If you are talking about someone who is admitted for a surgical procedure, even if that surgery doesn't occur immediately, the subsequent visits are still considered global to the surgery - the decision for surgery having been made the date of admission.

If a patient is being admitted for a non-surgical reason, then all subsequent visits are billed using subsequent visit codes 99231-33.

As for subsequent visits, you have my sympathy; if they are handwriting and those notes are not available unless you go physically to the hospital to copy them, then that's what you must do. If the hospital isn't willing/ready to scan all materials into an electronic chart that you can then access (our does this), then you are stuck with going over there to make copies.

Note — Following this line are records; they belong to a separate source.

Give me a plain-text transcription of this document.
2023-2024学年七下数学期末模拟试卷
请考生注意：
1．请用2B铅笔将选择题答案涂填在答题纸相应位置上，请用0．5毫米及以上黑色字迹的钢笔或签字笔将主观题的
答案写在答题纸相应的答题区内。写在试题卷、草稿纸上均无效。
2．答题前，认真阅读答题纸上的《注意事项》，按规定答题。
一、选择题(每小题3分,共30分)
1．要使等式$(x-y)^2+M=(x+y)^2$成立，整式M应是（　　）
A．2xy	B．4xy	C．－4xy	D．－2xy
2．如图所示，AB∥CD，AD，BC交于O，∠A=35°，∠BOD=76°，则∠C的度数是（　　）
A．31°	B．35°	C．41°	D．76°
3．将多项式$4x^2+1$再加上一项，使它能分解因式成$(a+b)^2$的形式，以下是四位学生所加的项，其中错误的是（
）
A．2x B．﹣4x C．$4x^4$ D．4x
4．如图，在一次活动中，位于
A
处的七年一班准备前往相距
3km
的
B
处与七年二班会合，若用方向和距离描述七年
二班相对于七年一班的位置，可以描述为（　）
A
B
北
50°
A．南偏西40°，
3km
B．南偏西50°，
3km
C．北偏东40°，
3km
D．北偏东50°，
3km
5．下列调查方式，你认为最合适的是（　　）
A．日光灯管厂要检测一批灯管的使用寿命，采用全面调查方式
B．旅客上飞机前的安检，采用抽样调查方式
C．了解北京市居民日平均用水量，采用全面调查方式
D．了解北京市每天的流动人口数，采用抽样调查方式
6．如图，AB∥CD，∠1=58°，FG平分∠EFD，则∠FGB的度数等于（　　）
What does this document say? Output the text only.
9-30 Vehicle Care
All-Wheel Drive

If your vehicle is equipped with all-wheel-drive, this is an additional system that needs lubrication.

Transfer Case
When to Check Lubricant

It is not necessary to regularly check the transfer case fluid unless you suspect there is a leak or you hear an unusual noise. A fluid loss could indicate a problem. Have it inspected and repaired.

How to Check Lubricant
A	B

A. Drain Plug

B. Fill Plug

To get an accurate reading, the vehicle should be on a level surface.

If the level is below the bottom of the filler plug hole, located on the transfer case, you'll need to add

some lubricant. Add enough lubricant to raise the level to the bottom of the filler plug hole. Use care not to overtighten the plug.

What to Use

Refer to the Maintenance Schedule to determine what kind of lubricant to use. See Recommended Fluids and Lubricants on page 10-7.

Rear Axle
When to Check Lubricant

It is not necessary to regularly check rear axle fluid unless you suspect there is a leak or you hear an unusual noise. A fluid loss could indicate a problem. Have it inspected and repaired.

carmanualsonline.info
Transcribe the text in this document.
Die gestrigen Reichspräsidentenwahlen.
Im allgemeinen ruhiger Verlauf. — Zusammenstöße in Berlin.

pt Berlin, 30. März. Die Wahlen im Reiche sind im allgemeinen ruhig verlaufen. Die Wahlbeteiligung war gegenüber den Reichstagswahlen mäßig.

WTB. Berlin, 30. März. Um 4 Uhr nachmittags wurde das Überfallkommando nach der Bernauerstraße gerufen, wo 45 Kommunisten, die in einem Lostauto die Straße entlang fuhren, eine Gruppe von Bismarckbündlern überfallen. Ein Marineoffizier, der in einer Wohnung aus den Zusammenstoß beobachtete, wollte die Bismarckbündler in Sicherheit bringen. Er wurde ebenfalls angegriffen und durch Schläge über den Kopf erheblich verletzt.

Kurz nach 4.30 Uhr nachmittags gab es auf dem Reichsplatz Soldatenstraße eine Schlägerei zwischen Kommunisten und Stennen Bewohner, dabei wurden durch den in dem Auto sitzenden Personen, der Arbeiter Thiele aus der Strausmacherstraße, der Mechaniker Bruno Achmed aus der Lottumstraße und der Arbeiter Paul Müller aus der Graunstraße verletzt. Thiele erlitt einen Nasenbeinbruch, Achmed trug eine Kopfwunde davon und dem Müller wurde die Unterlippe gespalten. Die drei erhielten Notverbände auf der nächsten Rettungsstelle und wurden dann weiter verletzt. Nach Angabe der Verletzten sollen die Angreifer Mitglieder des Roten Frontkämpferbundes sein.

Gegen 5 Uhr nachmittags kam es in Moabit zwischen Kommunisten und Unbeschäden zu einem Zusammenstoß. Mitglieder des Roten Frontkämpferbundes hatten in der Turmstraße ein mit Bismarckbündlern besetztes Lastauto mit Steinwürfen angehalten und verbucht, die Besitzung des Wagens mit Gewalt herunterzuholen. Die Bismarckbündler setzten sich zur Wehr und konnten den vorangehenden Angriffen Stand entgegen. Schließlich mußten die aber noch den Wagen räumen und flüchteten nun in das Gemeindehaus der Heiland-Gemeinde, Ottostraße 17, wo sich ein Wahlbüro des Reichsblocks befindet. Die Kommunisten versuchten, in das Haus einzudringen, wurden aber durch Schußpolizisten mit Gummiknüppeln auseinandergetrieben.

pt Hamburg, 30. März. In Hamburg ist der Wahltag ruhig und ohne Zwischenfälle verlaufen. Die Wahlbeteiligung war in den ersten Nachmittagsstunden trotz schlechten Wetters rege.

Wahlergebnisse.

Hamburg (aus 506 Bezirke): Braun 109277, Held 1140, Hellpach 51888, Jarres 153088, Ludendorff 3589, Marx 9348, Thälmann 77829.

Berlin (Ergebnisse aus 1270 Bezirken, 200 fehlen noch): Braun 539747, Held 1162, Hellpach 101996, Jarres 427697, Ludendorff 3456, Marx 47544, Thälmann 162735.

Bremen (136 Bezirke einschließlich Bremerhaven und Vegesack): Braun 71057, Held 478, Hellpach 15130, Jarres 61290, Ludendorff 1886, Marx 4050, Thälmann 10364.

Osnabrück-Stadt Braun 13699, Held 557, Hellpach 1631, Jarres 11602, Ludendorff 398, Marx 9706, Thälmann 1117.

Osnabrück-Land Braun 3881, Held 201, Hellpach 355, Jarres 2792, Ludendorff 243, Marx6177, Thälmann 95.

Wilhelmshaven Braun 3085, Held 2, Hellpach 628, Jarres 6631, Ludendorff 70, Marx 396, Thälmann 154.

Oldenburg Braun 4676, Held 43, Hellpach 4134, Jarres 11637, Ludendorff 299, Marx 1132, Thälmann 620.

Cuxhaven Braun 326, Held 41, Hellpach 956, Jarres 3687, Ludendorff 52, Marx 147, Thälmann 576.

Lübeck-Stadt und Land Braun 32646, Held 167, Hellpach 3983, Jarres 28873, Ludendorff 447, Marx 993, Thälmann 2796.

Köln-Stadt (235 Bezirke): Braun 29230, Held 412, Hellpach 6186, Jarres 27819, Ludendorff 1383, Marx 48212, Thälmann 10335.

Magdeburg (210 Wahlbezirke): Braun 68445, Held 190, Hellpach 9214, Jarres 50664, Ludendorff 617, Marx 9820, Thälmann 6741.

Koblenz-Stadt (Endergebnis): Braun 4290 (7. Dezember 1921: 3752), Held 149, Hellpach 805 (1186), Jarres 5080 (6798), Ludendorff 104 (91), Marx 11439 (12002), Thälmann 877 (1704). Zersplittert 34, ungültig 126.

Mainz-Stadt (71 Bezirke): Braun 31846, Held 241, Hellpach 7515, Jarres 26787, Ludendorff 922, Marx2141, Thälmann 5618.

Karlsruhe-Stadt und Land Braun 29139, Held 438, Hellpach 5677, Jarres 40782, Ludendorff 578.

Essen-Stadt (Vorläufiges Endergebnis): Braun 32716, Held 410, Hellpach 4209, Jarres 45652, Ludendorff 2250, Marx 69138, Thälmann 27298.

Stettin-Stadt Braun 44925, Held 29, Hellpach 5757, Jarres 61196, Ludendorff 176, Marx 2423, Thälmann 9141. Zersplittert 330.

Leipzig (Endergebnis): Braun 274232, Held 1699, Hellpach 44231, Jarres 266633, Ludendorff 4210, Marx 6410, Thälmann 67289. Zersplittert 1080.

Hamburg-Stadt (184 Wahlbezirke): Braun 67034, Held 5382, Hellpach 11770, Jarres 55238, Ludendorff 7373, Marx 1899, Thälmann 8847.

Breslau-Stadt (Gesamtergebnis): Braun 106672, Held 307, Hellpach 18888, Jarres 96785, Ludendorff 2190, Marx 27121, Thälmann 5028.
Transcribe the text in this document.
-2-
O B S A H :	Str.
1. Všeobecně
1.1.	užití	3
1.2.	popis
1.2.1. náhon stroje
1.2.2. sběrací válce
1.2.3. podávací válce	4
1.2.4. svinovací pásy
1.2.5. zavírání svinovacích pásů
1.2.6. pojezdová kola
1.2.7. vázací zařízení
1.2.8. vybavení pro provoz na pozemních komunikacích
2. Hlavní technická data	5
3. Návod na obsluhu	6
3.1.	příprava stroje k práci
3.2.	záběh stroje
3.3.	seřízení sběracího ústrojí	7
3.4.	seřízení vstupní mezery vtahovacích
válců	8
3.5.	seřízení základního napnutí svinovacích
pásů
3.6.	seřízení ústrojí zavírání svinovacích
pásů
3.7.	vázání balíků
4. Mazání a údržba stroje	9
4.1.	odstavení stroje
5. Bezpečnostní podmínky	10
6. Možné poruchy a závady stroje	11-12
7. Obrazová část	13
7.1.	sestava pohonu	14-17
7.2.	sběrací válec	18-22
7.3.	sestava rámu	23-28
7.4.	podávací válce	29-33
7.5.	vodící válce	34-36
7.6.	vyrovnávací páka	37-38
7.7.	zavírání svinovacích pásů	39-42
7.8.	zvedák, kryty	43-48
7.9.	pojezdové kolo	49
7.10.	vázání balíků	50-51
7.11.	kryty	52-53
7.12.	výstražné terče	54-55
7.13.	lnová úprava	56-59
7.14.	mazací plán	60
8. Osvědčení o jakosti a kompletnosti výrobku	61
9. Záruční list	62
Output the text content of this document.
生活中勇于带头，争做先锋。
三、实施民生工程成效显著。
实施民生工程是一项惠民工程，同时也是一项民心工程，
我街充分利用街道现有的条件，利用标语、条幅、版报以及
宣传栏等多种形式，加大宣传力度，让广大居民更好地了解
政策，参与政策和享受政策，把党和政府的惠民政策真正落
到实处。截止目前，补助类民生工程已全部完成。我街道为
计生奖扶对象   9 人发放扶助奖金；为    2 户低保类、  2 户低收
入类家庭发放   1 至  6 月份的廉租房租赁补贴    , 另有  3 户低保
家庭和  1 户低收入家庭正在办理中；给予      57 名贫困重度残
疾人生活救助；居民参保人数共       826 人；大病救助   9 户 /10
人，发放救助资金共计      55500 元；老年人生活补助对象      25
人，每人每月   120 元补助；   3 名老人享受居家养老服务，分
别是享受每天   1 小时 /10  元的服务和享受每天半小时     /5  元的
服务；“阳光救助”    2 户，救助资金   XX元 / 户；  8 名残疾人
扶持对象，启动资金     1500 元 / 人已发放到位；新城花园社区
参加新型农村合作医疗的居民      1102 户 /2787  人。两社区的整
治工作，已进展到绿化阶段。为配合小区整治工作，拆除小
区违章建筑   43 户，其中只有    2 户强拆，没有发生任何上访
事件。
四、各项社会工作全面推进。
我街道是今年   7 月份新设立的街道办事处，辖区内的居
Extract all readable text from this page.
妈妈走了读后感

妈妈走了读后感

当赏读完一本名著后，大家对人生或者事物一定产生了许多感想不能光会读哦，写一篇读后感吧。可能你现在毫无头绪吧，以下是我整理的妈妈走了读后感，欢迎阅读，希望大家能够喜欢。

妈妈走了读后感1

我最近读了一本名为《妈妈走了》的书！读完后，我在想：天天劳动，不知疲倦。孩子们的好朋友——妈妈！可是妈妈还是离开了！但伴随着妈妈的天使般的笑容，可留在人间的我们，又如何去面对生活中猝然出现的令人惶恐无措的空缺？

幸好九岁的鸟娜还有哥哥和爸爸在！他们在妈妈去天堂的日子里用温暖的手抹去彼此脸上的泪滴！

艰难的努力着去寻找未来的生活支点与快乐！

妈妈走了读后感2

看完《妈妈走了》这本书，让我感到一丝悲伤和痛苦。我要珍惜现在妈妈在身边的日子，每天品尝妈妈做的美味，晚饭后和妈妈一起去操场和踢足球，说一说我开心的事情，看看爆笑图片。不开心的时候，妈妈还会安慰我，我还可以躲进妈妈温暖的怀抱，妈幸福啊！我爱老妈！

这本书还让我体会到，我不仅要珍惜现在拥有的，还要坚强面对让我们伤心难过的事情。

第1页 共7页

As to your basic question .. our surgeons each keep a log book (although some of them use a palm pilot or similar device); they paste a patient ID sticker in the book and then write the date and what was done. Usually for the subsequent visits they just write the date and then all post-op visits performed. The admin assistant goes through the log monthly and checks against the billing system to ensure we've captured everything. If there are any discrepancies the admin asst notifies one of the reimbursement managers who researches and either submits documents to the coders, or explains to the doctor why a service is nonbillable.

We don't code anything that isn't supported by our seeing the documentation.

Hope that helps.

F Tessa Bartels, CPC, CPC-E/M
 
I'm in the situation w/ 2 of my doctors and I'm very apprehensive w/ accepting what they tell me. One dr I have to check every time, the other is pretty good and my 3rd dictates each visit into the system. That's the best method for me cause I can see it for myself. Maybe you can request that they do this.